Access NSDictionary via Swift API:
.......... 1103.655ms ± 9.358ms (mean ± SD)
Access NSDictionary via NSDictionary API:
.......... 0.263ms ± 0.001ms (mean ± SD)
Access NSDictionary via dedicated method:
.......... 0.335ms ± 0.002ms (mean ± SD)
Access to Swift Dictionary via Swift API:
.......... 0.174ms ± 0.001ms (mean ± SD)

From results you can see that:

• Accessing Swift Dictionary via Swift API gives a fastest result.
• Accessing NSDictionary via NSDictionary API on Swift side a bit slower, but acceptable.

Thus, no need to create a dedicated method to perform operations on NSDictionary, just cast [AnyHashable: Any] to NSDictionary and perform needed operations.

Update

In some cases it is worth to access ObjC via convenience method or property to minimise cost of crossing border between ObjC <-> Swift.

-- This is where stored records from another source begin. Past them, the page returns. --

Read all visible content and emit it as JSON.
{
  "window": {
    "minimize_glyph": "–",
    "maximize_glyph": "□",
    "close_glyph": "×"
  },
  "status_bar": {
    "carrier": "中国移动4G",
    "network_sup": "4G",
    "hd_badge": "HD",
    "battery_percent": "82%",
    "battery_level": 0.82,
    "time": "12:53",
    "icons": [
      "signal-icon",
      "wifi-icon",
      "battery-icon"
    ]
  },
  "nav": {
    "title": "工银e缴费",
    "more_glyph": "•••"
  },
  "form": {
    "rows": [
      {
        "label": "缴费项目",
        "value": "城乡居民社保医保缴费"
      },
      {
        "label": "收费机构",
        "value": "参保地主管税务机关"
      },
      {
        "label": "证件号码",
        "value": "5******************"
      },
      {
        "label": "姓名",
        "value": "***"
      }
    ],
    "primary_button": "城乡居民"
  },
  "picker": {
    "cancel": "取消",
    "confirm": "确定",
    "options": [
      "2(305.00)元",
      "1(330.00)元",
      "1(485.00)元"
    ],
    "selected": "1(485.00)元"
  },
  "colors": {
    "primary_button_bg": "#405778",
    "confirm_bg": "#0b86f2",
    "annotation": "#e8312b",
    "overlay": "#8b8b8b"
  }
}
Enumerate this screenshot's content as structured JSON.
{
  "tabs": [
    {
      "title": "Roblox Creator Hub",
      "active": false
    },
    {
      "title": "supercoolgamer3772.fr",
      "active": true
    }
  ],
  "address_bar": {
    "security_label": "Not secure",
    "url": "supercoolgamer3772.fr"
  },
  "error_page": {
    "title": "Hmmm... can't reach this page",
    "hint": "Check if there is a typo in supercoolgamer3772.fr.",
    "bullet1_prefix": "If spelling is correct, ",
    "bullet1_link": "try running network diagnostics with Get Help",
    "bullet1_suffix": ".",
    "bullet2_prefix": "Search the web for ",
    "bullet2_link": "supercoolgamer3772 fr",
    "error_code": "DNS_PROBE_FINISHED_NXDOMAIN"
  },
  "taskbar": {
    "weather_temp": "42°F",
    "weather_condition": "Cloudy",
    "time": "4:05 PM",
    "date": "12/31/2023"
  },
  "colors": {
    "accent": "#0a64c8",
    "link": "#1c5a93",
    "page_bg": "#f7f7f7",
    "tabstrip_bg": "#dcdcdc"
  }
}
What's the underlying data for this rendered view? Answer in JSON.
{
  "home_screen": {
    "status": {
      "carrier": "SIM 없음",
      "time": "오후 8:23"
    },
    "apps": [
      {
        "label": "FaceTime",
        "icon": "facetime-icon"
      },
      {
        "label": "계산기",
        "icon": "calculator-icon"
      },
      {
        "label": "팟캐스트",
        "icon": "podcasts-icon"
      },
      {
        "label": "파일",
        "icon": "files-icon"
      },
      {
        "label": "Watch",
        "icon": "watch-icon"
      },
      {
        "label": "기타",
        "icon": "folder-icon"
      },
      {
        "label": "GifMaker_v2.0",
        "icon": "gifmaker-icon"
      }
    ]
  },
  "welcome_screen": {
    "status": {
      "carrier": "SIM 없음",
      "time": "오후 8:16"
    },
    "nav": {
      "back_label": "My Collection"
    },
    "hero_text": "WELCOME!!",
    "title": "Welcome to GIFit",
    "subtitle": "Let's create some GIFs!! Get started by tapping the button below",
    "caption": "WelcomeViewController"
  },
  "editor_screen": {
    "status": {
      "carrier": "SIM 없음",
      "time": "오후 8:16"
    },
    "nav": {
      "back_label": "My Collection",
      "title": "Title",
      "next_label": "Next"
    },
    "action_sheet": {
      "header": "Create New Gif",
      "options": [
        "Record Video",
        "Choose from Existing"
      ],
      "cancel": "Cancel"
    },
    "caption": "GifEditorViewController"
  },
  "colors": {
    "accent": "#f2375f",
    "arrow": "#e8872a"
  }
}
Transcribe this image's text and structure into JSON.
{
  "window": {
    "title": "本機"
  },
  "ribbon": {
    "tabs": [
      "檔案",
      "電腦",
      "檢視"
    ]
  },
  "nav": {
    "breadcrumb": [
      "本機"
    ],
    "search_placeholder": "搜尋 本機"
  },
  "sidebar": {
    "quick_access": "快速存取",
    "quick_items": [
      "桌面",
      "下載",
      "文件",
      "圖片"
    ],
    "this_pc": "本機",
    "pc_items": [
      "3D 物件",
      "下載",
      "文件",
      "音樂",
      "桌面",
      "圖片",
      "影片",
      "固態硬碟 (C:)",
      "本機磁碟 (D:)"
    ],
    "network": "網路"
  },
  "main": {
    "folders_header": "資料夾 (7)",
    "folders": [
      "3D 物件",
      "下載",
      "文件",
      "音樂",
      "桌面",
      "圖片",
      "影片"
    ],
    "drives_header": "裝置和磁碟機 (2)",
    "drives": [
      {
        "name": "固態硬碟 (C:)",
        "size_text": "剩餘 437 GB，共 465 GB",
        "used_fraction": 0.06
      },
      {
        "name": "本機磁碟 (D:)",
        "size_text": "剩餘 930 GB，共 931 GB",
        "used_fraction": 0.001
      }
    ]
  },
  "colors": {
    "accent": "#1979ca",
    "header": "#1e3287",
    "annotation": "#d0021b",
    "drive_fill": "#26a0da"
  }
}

Say you have an ObjC extension shown below:

@interface NSAppearance (MCA)

-(BOOL)mca_isDark;

@end

-(BOOL)mca_isDark {
   if ([self.name isEqualToString:NSAppearanceNameDarkAqua]) {
      return true;
   }
   if ([self.name isEqualToString:NSAppearanceNameVibrantDark]) {
      return true;
   }
   if ([self.name isEqualToString:NSAppearanceNameAccessibilityHighContrastDarkAqua]) {
      return true;
   }
   if ([self.name isEqualToString:NSAppearanceNameAccessibilityHighContrastVibrantDark]) {
      return true;
   }
   return false;
}

@end

Say you launching a performance test similar to shown below:

class NSStringComparisonTests: LogicTestCase {

   func isDarkUsingSwiftAPI(_ a: NSAppearance) -> Bool {
      switch a.name {
      case .darkAqua, .vibrantDark, .accessibilityHighContrastDarkAqua, .accessibilityHighContrastVibrantDark:
         return true
      default:
         return false
      }
   }

   func isDarkUsingObjCAPI(_ a: NSAppearance) -> Bool {
      let nsName = a.name.rawValue as NSString
      if nsName.isEqual(to: NSAppearance.Name.darkAqua) {
         return true
      }
      if nsName.isEqual(to: NSAppearance.Name.vibrantDark) {
         return true
      }
      if nsName.isEqual(to: NSAppearance.Name.accessibilityHighContrastDarkAqua) {
         return true
      }
      if nsName.isEqual(to: NSAppearance.Name.accessibilityHighContrastVibrantDark) {
         return true
      }
      return false
   }

   func test_default() {
      let appearance = NSAppearance.current!
      let numIterations = 1000000
      benchmark("Compare using Swift API", numberOfIterations: numIterations) {
         let value = isDarkUsingSwiftAPI(appearance)
         _ = value
      }

      benchmark("Compare using ObjC API", numberOfIterations: numIterations) {
         let value = isDarkUsingObjCAPI(appearance)
         _ = value
      }

      benchmark("Compare using ObjC convenience property", numberOfIterations: numIterations) {
         let value = appearance.mca_isDark()
         _ = value
      }
   }
}

Then performance test will show results similar to shown below:

Compare using Swift API:
.......... 813.347ms ± 7.560ms (mean ± SD)
Compare using ObjC API:
.......... 534.337ms ± 1.065ms (mean ± SD)
Compare using ObjC convenience property:
.......... 142.729ms ± 0.197ms (mean ± SD)

From results, you can see that getting information from ObjC world via convenience method is the fastest solution.